FOR IMMEDIATE RELEASE
Media Contact: Nicole Vasile
Vice President, Marketing & Communications
Nicole.Vasile@ciab.com
Survey Contact: Zachary West
Content Specialist
Zach.West@ciab.com
PREMIUM INCREASES FLAT TO DOWN, CIAB Q1 2024 P/C MARKET SURVEY SHOWS
WASHINGTON, D.C. – Premium increase moderation continued this quarter, with premiums across all account sizes increasing by 7.7%, slightly up from the previous quarter’s 7.0%. It was the 26th consecutive quarter of increases.
Moderation was clearer when looking at individual commercial lines. All lines recorded premium increases flat or down from the previous quarter, with the single exception of commercial auto. Workers compensation and D&O premiums decreased by an average of -1.8% and -0.8%, respectively.
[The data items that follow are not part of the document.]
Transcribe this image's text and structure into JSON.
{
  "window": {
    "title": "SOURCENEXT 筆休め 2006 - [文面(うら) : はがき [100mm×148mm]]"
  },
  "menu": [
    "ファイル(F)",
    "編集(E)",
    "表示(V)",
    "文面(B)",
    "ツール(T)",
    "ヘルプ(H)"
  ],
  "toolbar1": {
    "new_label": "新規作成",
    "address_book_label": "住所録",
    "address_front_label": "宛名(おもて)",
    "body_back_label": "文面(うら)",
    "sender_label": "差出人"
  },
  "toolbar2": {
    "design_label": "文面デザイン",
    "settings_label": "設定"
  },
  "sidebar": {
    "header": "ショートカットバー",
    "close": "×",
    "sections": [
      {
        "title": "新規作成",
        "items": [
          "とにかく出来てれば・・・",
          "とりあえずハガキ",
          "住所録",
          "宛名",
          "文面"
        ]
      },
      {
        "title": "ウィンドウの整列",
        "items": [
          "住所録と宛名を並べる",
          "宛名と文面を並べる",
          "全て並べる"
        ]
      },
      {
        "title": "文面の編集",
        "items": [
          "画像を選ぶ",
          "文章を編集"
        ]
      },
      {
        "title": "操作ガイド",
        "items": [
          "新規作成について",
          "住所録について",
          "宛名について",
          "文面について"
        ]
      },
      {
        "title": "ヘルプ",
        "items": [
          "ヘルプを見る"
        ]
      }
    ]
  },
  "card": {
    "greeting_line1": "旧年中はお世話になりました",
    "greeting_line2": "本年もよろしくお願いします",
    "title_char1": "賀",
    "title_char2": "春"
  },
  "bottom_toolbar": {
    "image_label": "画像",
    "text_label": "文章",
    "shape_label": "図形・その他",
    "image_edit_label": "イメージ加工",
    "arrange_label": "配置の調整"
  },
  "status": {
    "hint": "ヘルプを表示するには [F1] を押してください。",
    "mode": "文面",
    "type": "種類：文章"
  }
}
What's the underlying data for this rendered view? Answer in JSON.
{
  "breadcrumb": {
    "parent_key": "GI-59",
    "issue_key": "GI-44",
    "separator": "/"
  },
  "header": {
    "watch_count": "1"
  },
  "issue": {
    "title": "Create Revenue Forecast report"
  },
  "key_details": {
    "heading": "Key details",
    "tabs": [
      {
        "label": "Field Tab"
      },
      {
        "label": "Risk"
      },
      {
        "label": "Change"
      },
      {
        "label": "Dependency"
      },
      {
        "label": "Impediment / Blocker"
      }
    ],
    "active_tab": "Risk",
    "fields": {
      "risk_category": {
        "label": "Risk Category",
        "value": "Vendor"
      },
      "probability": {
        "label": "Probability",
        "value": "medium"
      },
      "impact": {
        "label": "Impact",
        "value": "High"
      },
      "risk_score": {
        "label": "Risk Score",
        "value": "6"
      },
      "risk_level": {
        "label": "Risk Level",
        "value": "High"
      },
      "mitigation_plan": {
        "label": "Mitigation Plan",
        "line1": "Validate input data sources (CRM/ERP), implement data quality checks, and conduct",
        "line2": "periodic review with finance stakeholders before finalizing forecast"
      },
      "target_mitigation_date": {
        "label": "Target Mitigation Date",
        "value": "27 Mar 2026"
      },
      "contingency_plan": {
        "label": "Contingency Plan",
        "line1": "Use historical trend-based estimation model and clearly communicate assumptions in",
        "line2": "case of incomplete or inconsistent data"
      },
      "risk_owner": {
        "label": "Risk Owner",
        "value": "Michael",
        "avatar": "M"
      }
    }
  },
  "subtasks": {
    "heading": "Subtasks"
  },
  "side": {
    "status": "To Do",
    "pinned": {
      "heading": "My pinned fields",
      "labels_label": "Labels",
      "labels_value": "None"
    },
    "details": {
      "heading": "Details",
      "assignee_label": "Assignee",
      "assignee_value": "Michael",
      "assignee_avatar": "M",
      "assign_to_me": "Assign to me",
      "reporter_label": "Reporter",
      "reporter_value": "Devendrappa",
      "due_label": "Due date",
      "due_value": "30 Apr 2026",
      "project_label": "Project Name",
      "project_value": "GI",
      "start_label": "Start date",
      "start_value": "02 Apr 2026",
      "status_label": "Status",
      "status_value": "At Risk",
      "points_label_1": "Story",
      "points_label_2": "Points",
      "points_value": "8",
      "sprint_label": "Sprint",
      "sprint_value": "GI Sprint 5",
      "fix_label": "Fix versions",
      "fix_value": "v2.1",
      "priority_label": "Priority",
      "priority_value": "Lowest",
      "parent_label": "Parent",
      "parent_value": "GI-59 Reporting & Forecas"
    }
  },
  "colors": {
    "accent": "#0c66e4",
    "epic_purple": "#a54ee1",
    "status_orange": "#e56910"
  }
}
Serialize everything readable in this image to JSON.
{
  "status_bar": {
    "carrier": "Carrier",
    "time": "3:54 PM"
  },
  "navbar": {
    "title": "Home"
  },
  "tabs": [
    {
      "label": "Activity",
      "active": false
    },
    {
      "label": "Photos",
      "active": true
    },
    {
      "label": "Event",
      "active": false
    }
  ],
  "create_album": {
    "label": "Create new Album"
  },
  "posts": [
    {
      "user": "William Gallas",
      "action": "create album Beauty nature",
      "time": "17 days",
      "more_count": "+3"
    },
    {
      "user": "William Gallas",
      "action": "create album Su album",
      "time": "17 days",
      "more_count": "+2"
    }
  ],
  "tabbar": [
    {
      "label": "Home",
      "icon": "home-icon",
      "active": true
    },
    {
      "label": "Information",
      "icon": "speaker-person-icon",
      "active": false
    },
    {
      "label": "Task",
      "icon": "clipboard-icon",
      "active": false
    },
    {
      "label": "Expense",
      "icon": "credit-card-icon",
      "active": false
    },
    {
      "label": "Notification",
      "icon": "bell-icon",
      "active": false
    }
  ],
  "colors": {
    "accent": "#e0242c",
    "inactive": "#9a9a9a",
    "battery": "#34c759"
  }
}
Commercial property premiums increased by an average of 10.1%, lower than 11.8% in Q4 2023, but difficulties with that line continued, according to respondents. One respondent described placing the line in general as “almost impossible,” with other responses highlighting stricter underwriting, the amount of detail required in submissions, and the push for property value increases as the main challenges.
Commercial auto premiums increased by an average of 9.8%, compared to 7.3% last quarter. Experts suggest high vehicle repair costs due to inflation and supply chain woes, the increase in nuclear verdicts for auto accidents and a shortage of experienced truck drivers have all contributed to issues with the line. P/C Survey data also shows a steady increase in the number of respondents reporting an increase in commercial auto claims, which would contribute to premium pricing as well.
D&O decreases seem to be due to an excess of capacity—survey data shows the number of respondents reporting an increase in capacity for the line doubled between Q4 2023 and Q1 2024—meeting a lack of demand. AM Best points to a slowdown in the courts and less M&A activity, while S&P data shows the number of initial public offerings (IPOs) has fallen steeply from 906 in 2021 to just 102 in all of 2023, translating to less demand for D&O insurance.